Florists are the people that save half of the UK’s young men whenever it’s Mother’s Day, but there's so much more to this profession than the geezer shouting ‘GET YA LILIES’ at you whenever you walk down the High Street.

Florists use their creative juices and knowledge of flowers to design and create arrangements which are then sold to the general public for a variety of uses – everyone loves flowers and they’re a versatile bunch (pun intended!)

Day-to-day, you’d have to help your customers select what they’re looking for, create bespoke bouquets of flowers for customers as well as designing arrangements to be sold as they are. There are exhibitions to create and attend, advice to give out on how to maintain the flowers you’re selling and, of course, helping to maintain the stock and accounts of the business as a whole.

 

Salary & benefits

Starting salaries in a junior role would normally fall in line with the National Minimum Wage, which depends on your age and location.

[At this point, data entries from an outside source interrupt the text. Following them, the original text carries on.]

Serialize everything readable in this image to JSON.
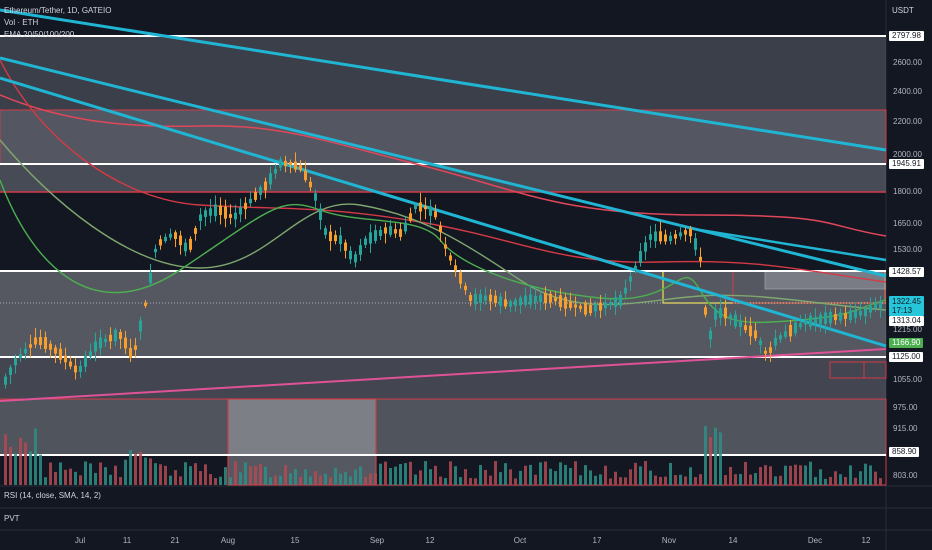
{
  "header": {
    "symbol_line": "Ethereum/Tether, 1D, GATEIO",
    "volume_label": "Vol · ETH",
    "ema_label": "EMA 20/50/100/200"
  },
  "price_axis": {
    "currency": "USDT",
    "ticks": [
      "2600.00",
      "2400.00",
      "2200.00",
      "2000.00",
      "1800.00",
      "1650.00",
      "1530.00",
      "1215.00",
      "1055.00",
      "975.00",
      "915.00",
      "803.00"
    ],
    "tagged_levels": [
      {
        "value": "2797.98",
        "style": "white"
      },
      {
        "value": "1945.91",
        "style": "white"
      },
      {
        "value": "1428.57",
        "style": "white"
      },
      {
        "value": "1313.04",
        "style": "white"
      },
      {
        "value": "1125.00",
        "style": "white"
      },
      {
        "value": "858.90",
        "style": "white"
      }
    ],
    "last_price": {
      "value": "1322.45",
      "countdown": "17:13"
    },
    "ema_tag": {
      "value": "1166.90"
    }
  },
  "time_axis": {
    "ticks": [
      "Jul",
      "11",
      "21",
      "Aug",
      "15",
      "Sep",
      "12",
      "Oct",
      "17",
      "Nov",
      "14",
      "Dec",
      "12"
    ]
  },
  "panes": {
    "rsi_label": "RSI (14, close, SMA, 14, 2)",
    "pvt_label": "PVT"
  },
  "colors": {
    "background": "#131722",
    "up": "#26a69a",
    "down": "#f89e2d",
    "ema20": "#4caf50",
    "ema50": "#7fa76f",
    "ema100": "#d33a45",
    "ema200": "#e0475a",
    "trendline": "#20b5d3",
    "support_line": "#e05297",
    "level_line": "#ffffff",
    "zone_red": "#d23b46",
    "zone_yellow": "#e6d84a"
  },
  "icons": {
    "chart_type": "candlestick-chart"
  }
}
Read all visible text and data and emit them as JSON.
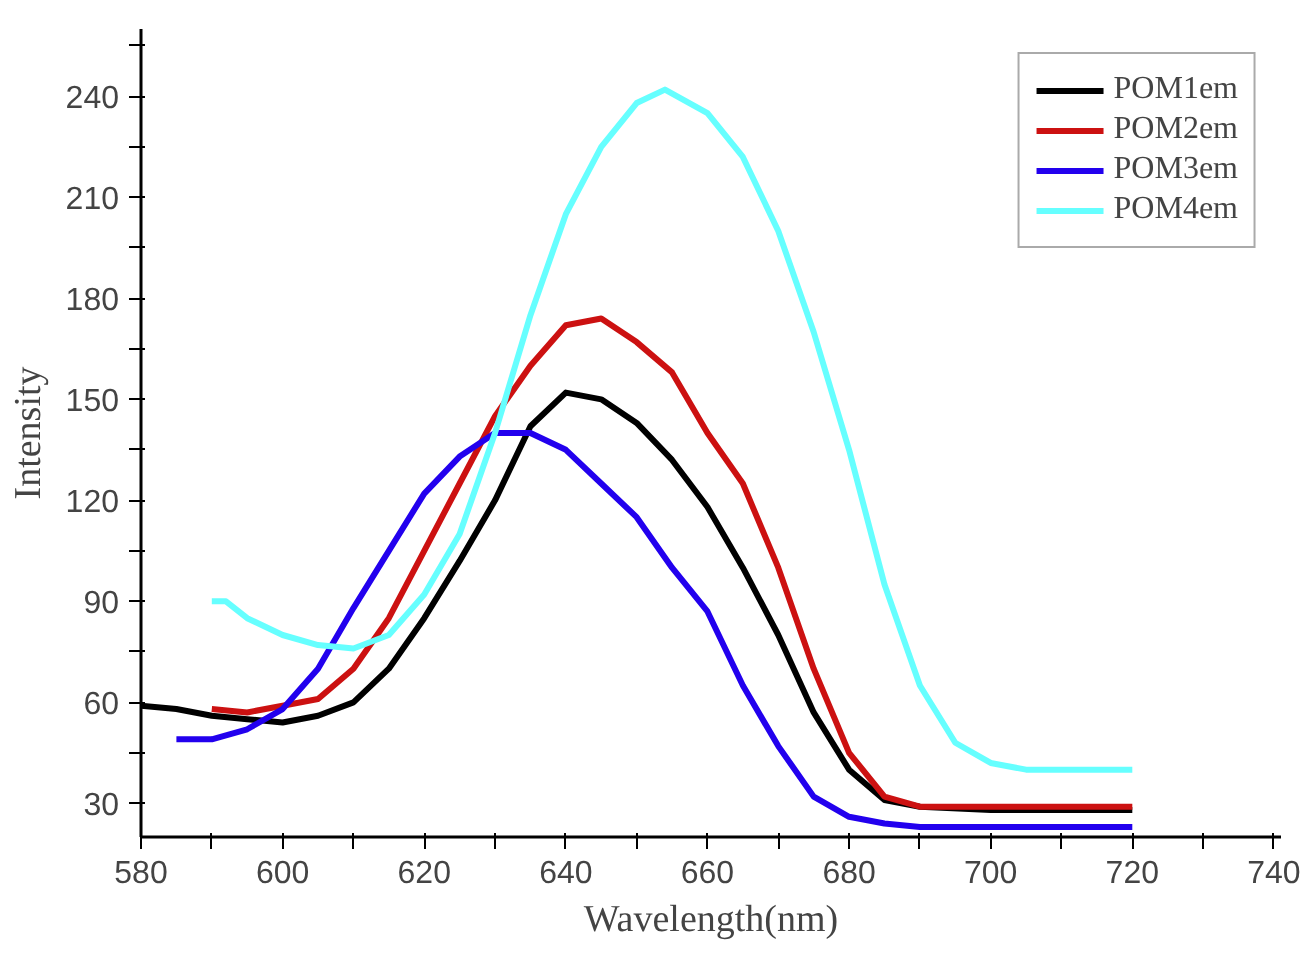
{
  "chart_data": {
    "type": "line",
    "xlabel": "Wavelength(nm)",
    "ylabel": "Intensity",
    "xlim": [
      580,
      741
    ],
    "ylim": [
      20,
      260
    ],
    "xticks": [
      580,
      {
        "value": 590,
        "label": null
      },
      600,
      {
        "value": 610,
        "label": null
      },
      620,
      {
        "value": 630,
        "label": null
      },
      640,
      {
        "value": 650,
        "label": null
      },
      660,
      {
        "value": 670,
        "label": null
      },
      680,
      {
        "value": 690,
        "label": null
      },
      700,
      {
        "value": 710,
        "label": null
      },
      720,
      {
        "value": 730,
        "label": null
      },
      740
    ],
    "yticks": [
      30,
      {
        "value": 45,
        "label": null
      },
      60,
      {
        "value": 75,
        "label": null
      },
      90,
      {
        "value": 105,
        "label": null
      },
      120,
      {
        "value": 135,
        "label": null
      },
      150,
      {
        "value": 165,
        "label": null
      },
      180,
      {
        "value": 195,
        "label": null
      },
      210,
      {
        "value": 225,
        "label": null
      },
      240,
      {
        "value": 255,
        "label": null
      }
    ],
    "grid": false,
    "legend": "top right",
    "marker": "none",
    "line_style": "solid",
    "series": [
      {
        "name": "POM1em",
        "color": "#000000",
        "x": [
          580,
          585,
          590,
          595,
          600,
          605,
          610,
          615,
          620,
          625,
          630,
          635,
          640,
          645,
          650,
          655,
          660,
          665,
          670,
          675,
          680,
          685,
          690,
          700,
          710,
          720
        ],
        "values": [
          59,
          58,
          56,
          55,
          54,
          56,
          60,
          70,
          85,
          102,
          120,
          142,
          152,
          150,
          143,
          132,
          118,
          100,
          80,
          57,
          40,
          31,
          29,
          28,
          28,
          28
        ]
      },
      {
        "name": "POM2em",
        "color": "#cc1111",
        "x": [
          590,
          595,
          600,
          605,
          610,
          615,
          620,
          625,
          630,
          635,
          640,
          645,
          650,
          655,
          660,
          665,
          670,
          675,
          680,
          685,
          690,
          700,
          710,
          720
        ],
        "values": [
          58,
          57,
          59,
          61,
          70,
          85,
          105,
          125,
          145,
          160,
          172,
          174,
          167,
          158,
          140,
          125,
          100,
          70,
          45,
          32,
          29,
          29,
          29,
          29
        ]
      },
      {
        "name": "POM3em",
        "color": "#2200ee",
        "x": [
          585,
          590,
          595,
          600,
          605,
          610,
          615,
          620,
          625,
          630,
          635,
          640,
          645,
          650,
          655,
          660,
          665,
          670,
          675,
          680,
          685,
          690,
          700,
          710,
          720
        ],
        "values": [
          49,
          49,
          52,
          58,
          70,
          88,
          105,
          122,
          133,
          140,
          140,
          135,
          125,
          115,
          100,
          87,
          65,
          47,
          32,
          26,
          24,
          23,
          23,
          23,
          23
        ]
      },
      {
        "name": "POM4em",
        "color": "#66ffff",
        "x": [
          590,
          592,
          595,
          600,
          605,
          610,
          615,
          620,
          625,
          630,
          635,
          640,
          645,
          650,
          654,
          660,
          665,
          670,
          675,
          680,
          685,
          690,
          695,
          700,
          705,
          710,
          715,
          720
        ],
        "values": [
          90,
          90,
          85,
          80,
          77,
          76,
          80,
          92,
          110,
          140,
          175,
          205,
          225,
          238,
          242,
          235,
          222,
          200,
          170,
          135,
          95,
          65,
          48,
          42,
          40,
          40,
          40,
          40
        ]
      }
    ]
  }
}
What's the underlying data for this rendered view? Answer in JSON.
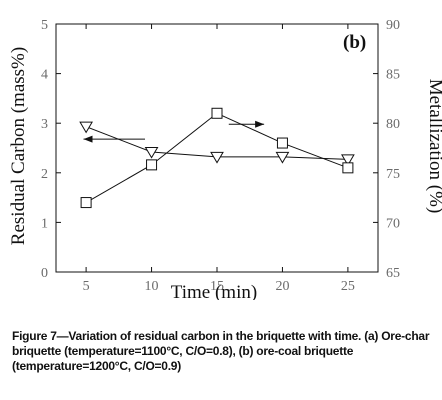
{
  "caption": "Figure 7—Variation of residual carbon in the briquette with time. (a) Ore-char briquette (temperature=1100°C, C/O=0.8), (b) ore-coal briquette (temperature=1200°C, C/O=0.9)",
  "chart_data": {
    "type": "line",
    "panel_label": "(b)",
    "xlabel": "Time (min)",
    "ylabel_left": "Residual Carbon (mass%)",
    "ylabel_right": "Metallization (%)",
    "x_ticks": [
      5,
      10,
      15,
      20,
      25
    ],
    "y_left_ticks": [
      0,
      1,
      2,
      3,
      4,
      5
    ],
    "y_right_ticks": [
      65,
      70,
      75,
      80,
      85,
      90
    ],
    "xlim": [
      2.7,
      27.3
    ],
    "ylim_left": [
      0,
      5
    ],
    "ylim_right": [
      65,
      90
    ],
    "grid": false,
    "series": [
      {
        "axis": "left",
        "marker": "triangle-down",
        "x": [
          5,
          10,
          15,
          20,
          25
        ],
        "y": [
          2.93,
          2.42,
          2.32,
          2.32,
          2.27
        ]
      },
      {
        "axis": "right",
        "marker": "square",
        "x": [
          5,
          10,
          15,
          20,
          25
        ],
        "y": [
          72.0,
          75.8,
          81.0,
          78.0,
          75.5
        ]
      }
    ],
    "arrows": [
      {
        "direction": "left",
        "x_from": 9.5,
        "x_to": 4.8,
        "y_left": 2.68
      },
      {
        "direction": "right",
        "x_from": 15.9,
        "x_to": 18.6,
        "y_left": 2.98
      }
    ]
  }
}
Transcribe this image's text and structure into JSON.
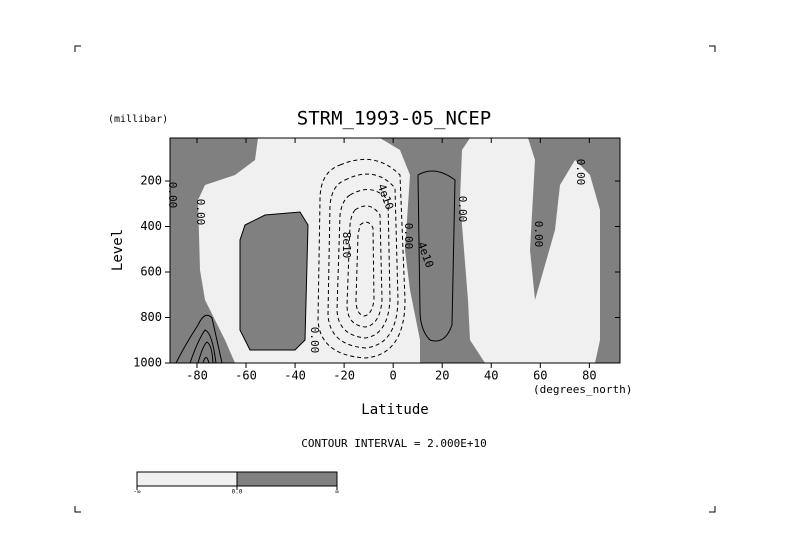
{
  "chart_data": {
    "type": "contour",
    "title": "STRM_1993-05_NCEP",
    "x_label": "Latitude",
    "x_units": "(degrees_north)",
    "y_label": "Level",
    "y_units": "(millibar)",
    "xlim": [
      -91,
      92.5
    ],
    "xticks": [
      -80,
      -60,
      -40,
      -20,
      0,
      20,
      40,
      60,
      80
    ],
    "ylim": [
      1000,
      11
    ],
    "yticks": [
      200,
      400,
      600,
      800,
      1000
    ],
    "contour_labels": [
      "0.00",
      "0.00",
      "0.00",
      "8e10",
      "4e10",
      "0.00",
      "4e10",
      "0.00",
      "0.00",
      "0.00"
    ],
    "contour_interval": "CONTOUR INTERVAL = 2.000E+10",
    "colorbar": {
      "labels": [
        "-∞",
        "0.0",
        "∞"
      ],
      "colors": [
        "#f0f0f0",
        "#808080"
      ]
    }
  }
}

However, with experience, the best florists attract regular work for events and occasions, and therefore can earn up to £25,000 a year.

Earnings for independent florists can fluctuate highly, because of the unpredictable nature of the job, but the best florists are highly sought after and have a loyal customer base who always return, so there is scope for earning even higher amounts.

Working hours

Within a florist’s shop, a junior florist would expect to work regular hours, although there may be some work on weekends and late-opening shops are reasonably common.

With deliveries coming early in the morning, or a pick-up to be made, this can make for long days, and much of it will be spent on your feet, conversing with customers or creating floral designs on the workbench.

Entry

To get a job with a florist, enthusiasm for the profession is perhaps the most key trait, alongside a key eye for design and a willingness to learn. You’ll also need good interpersonal and communicative skills to interact with customers and understand what they’re asking for, as well as a flair for working with plants.

Training & progression

This is a job where it is common to find work with an established florist and then train with them whilst on the job, but floristry courses are held at colleges around the country and many florists begin in flower arranging societies, where they hone their skills at floral design.

There are also various apprenticeships schemes related to the profession – at Lantra (the Land-based and Environmental sector) there are a whole host of schemes available in different areas of floristry.